About SOS

In 1990 a small group of Willows traffic activists launched a major attempt to block "cut through" traffic associated with the East Palo Alto corner of the Willows.  Their "Preferred Plan" included full closure of five streets just inside the border of East Palo Alto.  The City rejected the barriers but approved a trial consisting of forty-some obstacles (dubbed "street furniture" by the activists) to "discourage or preclude traffic but not actually block it."  They had worked for two years behind the scenes with City engineers and consultants to create a plan to turn Willows streets into a maze of street obstacles.

In 1992 the activists went public with a petition campaign using scare tactics linking traffic mobility to risk of crime from East Palo Alto.

SOS was formed by residents who believed the proposed obstacles were not wanted by most residents, not warranted by traffic conditions and were, themselves, unsafe.  Our first flyer, distributed to every residence, stated: "We believe in open, free, access to public streets.  We beleive that no traffic device should be installed which is not wanted by 60% of local residents, and which is not warranted by accident, speed and volume statistics."  We pointed out that Seattle, the vanguard of traffic calming, required a petition signed by at least 60% of households in the blocks near to a proposed traffic circle, before any technical work would be performed.

SOS flyers warned of likely safety, esthetic and economic damages due to street obstacles in the Willows.  Our petition was signed by residents of 627 Willows households, including 273 who had signed the anti-crime petition but changed their minds when they saw the obstacles appearing in the streets.
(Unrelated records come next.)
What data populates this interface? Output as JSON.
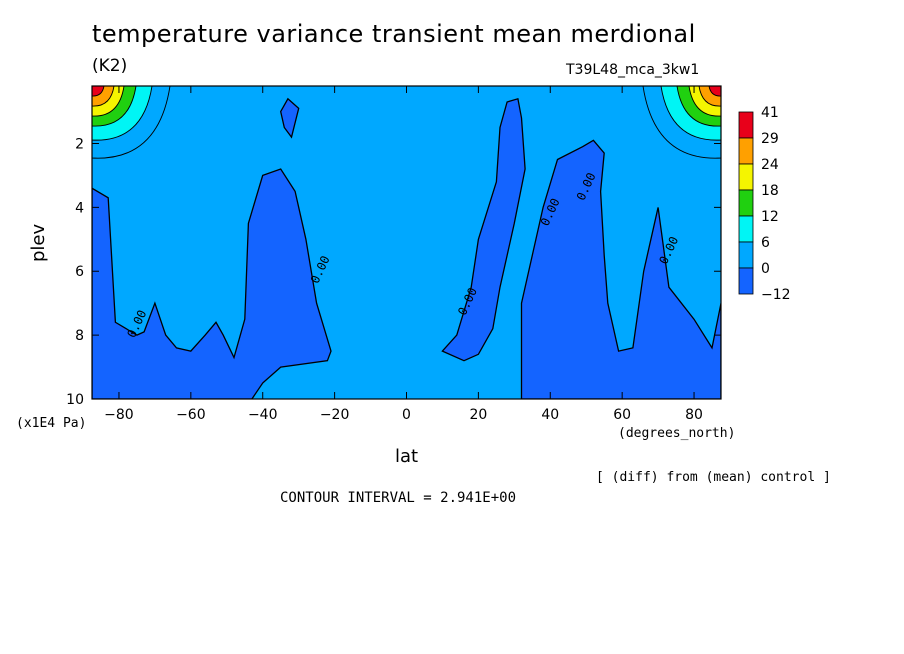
{
  "chart_data": {
    "type": "contour",
    "title": "temperature variance transient mean merdional",
    "units": "(K2)",
    "run_label": "T39L48_mca_3kw1",
    "xlabel": "lat",
    "xunits": "(degrees_north)",
    "ylabel": "plev",
    "yunits": "(x1E4 Pa)",
    "xlim": [
      -87.5,
      87.5
    ],
    "ylim": [
      10,
      0.2
    ],
    "xticks": [
      -80,
      -60,
      -40,
      -20,
      0,
      20,
      40,
      60,
      80
    ],
    "yticks": [
      2,
      4,
      6,
      8,
      10
    ],
    "colorbar": {
      "levels": [
        "41",
        "29",
        "24",
        "18",
        "12",
        "6",
        "0",
        "-12"
      ],
      "colors": [
        "#e8001a",
        "#ffa000",
        "#f5f500",
        "#20d010",
        "#00f5f5",
        "#00a8ff",
        "#1464ff"
      ]
    },
    "regions": [
      {
        "kind": "negative",
        "value_range": "-12..0",
        "polygon": [
          [
            -87.5,
            3.4
          ],
          [
            -83,
            3.7
          ],
          [
            -81,
            7.6
          ],
          [
            -75,
            8.0
          ],
          [
            -73,
            7.9
          ],
          [
            -70,
            7.0
          ],
          [
            -67,
            8.0
          ],
          [
            -64,
            8.4
          ],
          [
            -60,
            8.5
          ],
          [
            -56,
            8.0
          ],
          [
            -53,
            7.6
          ],
          [
            -51,
            8.0
          ],
          [
            -48,
            8.7
          ],
          [
            -45,
            7.5
          ],
          [
            -44,
            4.5
          ],
          [
            -40,
            3.0
          ],
          [
            -35,
            2.8
          ],
          [
            -31,
            3.5
          ],
          [
            -28,
            5.0
          ],
          [
            -25,
            7.0
          ],
          [
            -21,
            8.5
          ],
          [
            -22,
            8.8
          ],
          [
            -35,
            9.0
          ],
          [
            -40,
            9.5
          ],
          [
            -43,
            10
          ],
          [
            -87.5,
            10
          ]
        ]
      },
      {
        "kind": "negative",
        "value_range": "-12..0",
        "polygon": [
          [
            -35,
            1.0
          ],
          [
            -33,
            0.6
          ],
          [
            -30,
            0.9
          ],
          [
            -32,
            1.8
          ],
          [
            -34,
            1.5
          ]
        ]
      },
      {
        "kind": "negative",
        "value_range": "-12..0",
        "polygon": [
          [
            10,
            8.5
          ],
          [
            14,
            8.0
          ],
          [
            18,
            6.5
          ],
          [
            20,
            5.0
          ],
          [
            25,
            3.2
          ],
          [
            26,
            1.5
          ],
          [
            28,
            0.7
          ],
          [
            31,
            0.6
          ],
          [
            32,
            1.2
          ],
          [
            33,
            2.8
          ],
          [
            30,
            4.5
          ],
          [
            26,
            6.5
          ],
          [
            24,
            7.8
          ],
          [
            20,
            8.6
          ],
          [
            16,
            8.8
          ]
        ]
      },
      {
        "kind": "negative",
        "value_range": "-12..0",
        "polygon": [
          [
            32,
            10
          ],
          [
            32,
            7.0
          ],
          [
            38,
            4.0
          ],
          [
            42,
            2.5
          ],
          [
            49,
            2.1
          ],
          [
            52,
            1.9
          ],
          [
            55,
            2.3
          ],
          [
            54,
            3.5
          ],
          [
            55,
            5.5
          ],
          [
            56,
            7.0
          ],
          [
            59,
            8.5
          ],
          [
            63,
            8.4
          ],
          [
            66,
            6.0
          ],
          [
            69,
            4.5
          ],
          [
            70,
            4.0
          ],
          [
            73,
            6.5
          ],
          [
            80,
            7.5
          ],
          [
            85,
            8.4
          ],
          [
            87.5,
            7.0
          ],
          [
            87.5,
            10
          ]
        ]
      },
      {
        "kind": "positive",
        "value_range": "0..41",
        "location": "north-pole-top"
      },
      {
        "kind": "positive",
        "value_range": "0..41",
        "location": "south-pole-top"
      }
    ],
    "contour_labels": [
      {
        "text": "0.00",
        "x": -74,
        "y": 7.7
      },
      {
        "text": "0.00",
        "x": -23,
        "y": 6.0
      },
      {
        "text": "0.00",
        "x": 18,
        "y": 7.0
      },
      {
        "text": "0.00",
        "x": 41,
        "y": 4.2
      },
      {
        "text": "0.00",
        "x": 51,
        "y": 3.4
      },
      {
        "text": "0.00",
        "x": 74,
        "y": 5.4
      }
    ]
  },
  "footer": {
    "diff_label": "[ (diff) from (mean) control ]",
    "contour_interval": "CONTOUR INTERVAL = 2.941E+00"
  }
}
By this measure, neighborhood opposition to the obstacles was double the support.

But the wheels of government grind slowly.  After two years of neighborhood conflict, the street obstacles were rejected by the residents finally given a vote, and removed by the City in 1996.  Since then, the activists have made repeated demands on the City to block or divert traffic.  The result has been twenty-one speed bumps to slow traffic on the activists' streets, but they are not satisfied.  Their holy grail is street closures.

In 2004, the City created a Neighborhood Traffic Management Program (NTMP), a process for residents to obtain traffic calming.  A highlight of the NTMP is a requirement that a super-majority of affected residents support the proposed changes before the City will devote significant resources to the request.  This requirement makes it difficult for a small vocal minority to engage the City in wasteful projects not wanted by their neighborhood.  It also prohibits the use of street closures for the purpose of re-routing neighborhood traffic.  Now Willows traffic activists have gained membership on the City's Transportation Commission and formed a committee to revise the NTMP.

SOS is dormant much of the time, rising only when necessary, in response to new adventures by the Willows traffic activists.

This website is intended to:

1. Preserve the historical record of Willows traffic conflict since 1990.

2. Inform the public about possible negative consequences of traffic calming devices and the treacherous nature of the forces.

3. Explain the Neighborhood Traffic Management Program, an orderly traffic calming process which requires traffic activists throughout Menlo Park to demonstrate neighborhood acceptance for their goals before receiving support from the city.  Other important features are numerical limits on traffic diversion to neighboring streets and delayed emergency response.